İlker Canikligil’in İstanbul Film Akademi’de öğrencileri ile birlikte çektiği son kısa filmi İspanya’da Yağmur (2018) YouTube’un yeni özelliği olan Premiere (ilk gösterim) ile sanal galasını yaptı. Melis Kolçak ve Anıl Çağlar Tel’den oluşan oyuncu kadrosu ile tek mekânda geçen kısa film, bir robot ve insanın ilişkisine odaklanıyor. Paketinden yeni çıkan kadın robot, sadece sahip olanın bilebileceği özel bir şifre ile aktif hale geliyor. Ardından kendisini kullanacak kişinin kalp ritmine kadar okuyup taleplerini tahmin ederek eylemlerini onun isteklerine uygun gerçekleştiriyor. Robot aktif hale geldiği andan itibaren sahibinin isteklerini gerçekleştirmek üzere var olduğu anlaşılsa da film boyunca sahibinden gördüğümüz tek talep sevişmek ve robota acı çektirmek oluyor.
Bir robot ve insan ilişkisi ne kadar “gerçek” ve samimi olabilir, sınırlılıkları nelerdir gibi sorular kocaman bir tartışma konusu olsa da aslında film bunun mümkünlüğünü kendi sınırları içerisinde cevaplıyor. Robot aldığının bilincinde olan ve hatta robotun adını bile kendisi atayan genç, bir süre sonra robot insani tepkiler vermediği için aniden ona öfkeleniyor. Başarısız bir sevişmenin ardından -belki aradığını robotta bile bulamamanın yarattığı öfkeyle- insani yöntemlerle robotundan insanın vereceği bir tepki aramaya başlıyor. Canını acıtmak istiyor ve şiddet uyguluyor. Kendisini nasıl eğlendirebileceğini soran robota onun canını nasıl acıtabileceğini soruyor. Ardından robot, filmlerden derlediği acı çekme seslerini çıkarıyor. Fiziksel olarak canını acıtamadığı robotun canını duygusal olarak acıtmayı deneyen genç bu kez ona bir teneke yığını olduğundan ve seks dışında bir işe yaramadığından bahsediyor kızgınlıkla. Ona kendi malı olduğundan ve kendisi her ne isterse robotun onu yapacağından dem vuruyor. Ancak bu da fayda etmiyor, robot kendi yükümlülüklerinin farkında olarak “evet” cevabını veriyor. Bu umursamazlık karşı tarafı iyice çileden çıkarıyor. Robotun soğuk duruşu ve göz teması kurmayışı bu öfkeyi arttırıyor. Genç, eline bir matkap alıyor ve bir silah gibi robotun kafasını deliyor. İlk kez bu anda, yok olmanın verdiği acıyla tepki veriyor ve bağırıyor. Ardından genç uyuyakaldıktan hemen sonra robot bir anda daha önce hiç olmadığı şekilde hareket ediyor, gencin yanına sokuluyor ve matkabı aynı onun kendisine kullandığı şekilde kullanarak kafasını deliyor. Finalde robotu yine ilk başta olduğu yerde ve ifadesiz gördüğümüzden bu olay yaşandı mı yoksa sadece robotun zihninden geçenler miydi bir soru işareti olarak kalıyor.

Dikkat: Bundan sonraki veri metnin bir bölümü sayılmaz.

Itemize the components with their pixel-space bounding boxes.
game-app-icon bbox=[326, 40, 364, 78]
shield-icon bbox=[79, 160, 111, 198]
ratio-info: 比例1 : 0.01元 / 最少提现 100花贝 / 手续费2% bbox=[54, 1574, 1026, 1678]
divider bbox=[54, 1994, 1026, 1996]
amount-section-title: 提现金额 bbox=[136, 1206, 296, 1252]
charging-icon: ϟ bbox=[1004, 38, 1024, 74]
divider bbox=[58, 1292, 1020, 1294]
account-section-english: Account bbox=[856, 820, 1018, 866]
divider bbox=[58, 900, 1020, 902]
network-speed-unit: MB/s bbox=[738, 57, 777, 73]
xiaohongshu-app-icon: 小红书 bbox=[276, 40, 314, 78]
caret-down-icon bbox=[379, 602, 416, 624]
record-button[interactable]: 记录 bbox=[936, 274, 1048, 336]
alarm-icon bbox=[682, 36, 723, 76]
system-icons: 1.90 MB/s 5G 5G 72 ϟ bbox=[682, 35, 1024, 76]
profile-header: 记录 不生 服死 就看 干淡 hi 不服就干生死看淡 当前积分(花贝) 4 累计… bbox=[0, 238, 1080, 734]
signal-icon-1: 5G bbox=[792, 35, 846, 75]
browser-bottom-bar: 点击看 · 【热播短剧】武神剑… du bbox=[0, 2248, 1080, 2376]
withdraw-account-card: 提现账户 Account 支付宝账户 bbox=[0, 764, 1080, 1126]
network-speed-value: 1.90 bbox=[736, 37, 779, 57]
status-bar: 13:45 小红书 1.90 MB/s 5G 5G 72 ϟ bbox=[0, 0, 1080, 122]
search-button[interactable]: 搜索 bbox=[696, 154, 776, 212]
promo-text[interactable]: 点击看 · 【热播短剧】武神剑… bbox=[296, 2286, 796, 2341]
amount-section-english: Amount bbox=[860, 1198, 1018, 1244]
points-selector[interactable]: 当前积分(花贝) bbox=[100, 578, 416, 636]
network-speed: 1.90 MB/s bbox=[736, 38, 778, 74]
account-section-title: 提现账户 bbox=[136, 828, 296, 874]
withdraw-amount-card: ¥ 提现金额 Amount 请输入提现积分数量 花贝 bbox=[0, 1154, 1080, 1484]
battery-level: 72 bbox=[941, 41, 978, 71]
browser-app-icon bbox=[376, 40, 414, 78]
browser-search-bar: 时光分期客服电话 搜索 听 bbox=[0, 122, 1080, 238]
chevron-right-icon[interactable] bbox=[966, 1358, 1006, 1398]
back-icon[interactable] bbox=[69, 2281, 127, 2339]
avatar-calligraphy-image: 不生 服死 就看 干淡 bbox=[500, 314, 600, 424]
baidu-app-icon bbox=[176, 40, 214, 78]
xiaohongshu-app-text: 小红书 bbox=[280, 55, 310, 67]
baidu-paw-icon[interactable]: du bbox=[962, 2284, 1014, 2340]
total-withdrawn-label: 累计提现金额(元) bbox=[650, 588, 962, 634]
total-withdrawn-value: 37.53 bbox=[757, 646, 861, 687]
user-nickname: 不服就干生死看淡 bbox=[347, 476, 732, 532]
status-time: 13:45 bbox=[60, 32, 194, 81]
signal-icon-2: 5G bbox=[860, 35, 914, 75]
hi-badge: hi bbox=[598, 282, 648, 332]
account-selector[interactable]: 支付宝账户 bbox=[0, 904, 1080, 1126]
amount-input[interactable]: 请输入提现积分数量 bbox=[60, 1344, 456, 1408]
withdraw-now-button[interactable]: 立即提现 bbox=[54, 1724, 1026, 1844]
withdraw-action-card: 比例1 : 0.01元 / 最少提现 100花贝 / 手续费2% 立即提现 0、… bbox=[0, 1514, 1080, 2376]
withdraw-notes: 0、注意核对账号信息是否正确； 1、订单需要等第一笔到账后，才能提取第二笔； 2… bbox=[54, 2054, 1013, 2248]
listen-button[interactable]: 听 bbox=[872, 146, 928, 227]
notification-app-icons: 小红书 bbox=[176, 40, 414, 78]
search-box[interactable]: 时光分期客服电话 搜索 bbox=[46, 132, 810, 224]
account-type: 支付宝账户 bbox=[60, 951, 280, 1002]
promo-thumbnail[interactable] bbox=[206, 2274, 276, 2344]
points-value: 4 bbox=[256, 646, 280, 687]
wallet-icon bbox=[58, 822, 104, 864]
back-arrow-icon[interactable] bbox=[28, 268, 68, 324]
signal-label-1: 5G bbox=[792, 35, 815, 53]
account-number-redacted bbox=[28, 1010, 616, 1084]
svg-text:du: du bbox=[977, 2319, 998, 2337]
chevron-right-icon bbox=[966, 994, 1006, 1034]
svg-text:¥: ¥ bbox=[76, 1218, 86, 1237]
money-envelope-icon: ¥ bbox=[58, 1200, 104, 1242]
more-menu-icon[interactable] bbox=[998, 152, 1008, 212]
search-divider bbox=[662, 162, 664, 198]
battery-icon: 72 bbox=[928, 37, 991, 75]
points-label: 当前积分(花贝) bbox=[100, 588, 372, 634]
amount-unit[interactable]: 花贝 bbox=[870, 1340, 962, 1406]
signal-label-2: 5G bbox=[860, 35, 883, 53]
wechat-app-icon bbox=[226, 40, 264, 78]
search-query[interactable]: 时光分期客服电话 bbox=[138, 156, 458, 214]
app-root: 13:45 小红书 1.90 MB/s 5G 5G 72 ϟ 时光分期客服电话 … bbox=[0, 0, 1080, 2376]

Filmin sonunda her ne kadar bu rollerin değiştiği anı görsek de bu anın yaşandığından emin olmamakla birlikte robotun kadın, sahibinin ise erkek olması ve ilişkilerinin seks ile şiddet ekseninde yaşanması, filmin en büyük olumsuz eleştirisi olarak dile getirilebilir. Öyle ki İFA’nın (İstanbul Film Akademi) ve İlker Canikligil’in çektiği diğer kısa filmlere baktığımızda aslında toplumsal cinsiyet ve kadın konulu birçok kısa film olduğunu görmek mümkün ancak bu filmde ne yazık ki bir şekilde kötü temsil problemi söz konusu oluyor. Hatta bu temsil problemi sebebiyle insan-robot ilişkisini sorgulamaktan çok bu temsili sorgular hale gelebiliyor izleyici. Bu durum içerikten uzaklaşılmasına sebep olsa da bilim-kurgu türüne Türkiye’de çok sık rastlamamamız, robotu oynayan Melis Kolçak’ın harika performansı, filmin renk ve ışıkları ile oldukça başarılı şekilde oluşturulan atmosferi sayesinde film hem yeni hem de ilgi çekici olarak yer ediniyor hafızalarda. Robotun gence sorduğu “gerçek nedir?” sorusu ise belki biraz arka planda kalmış olsa da filmin izleyiciye esas sordurması gereken soru olarak önem taşıyor.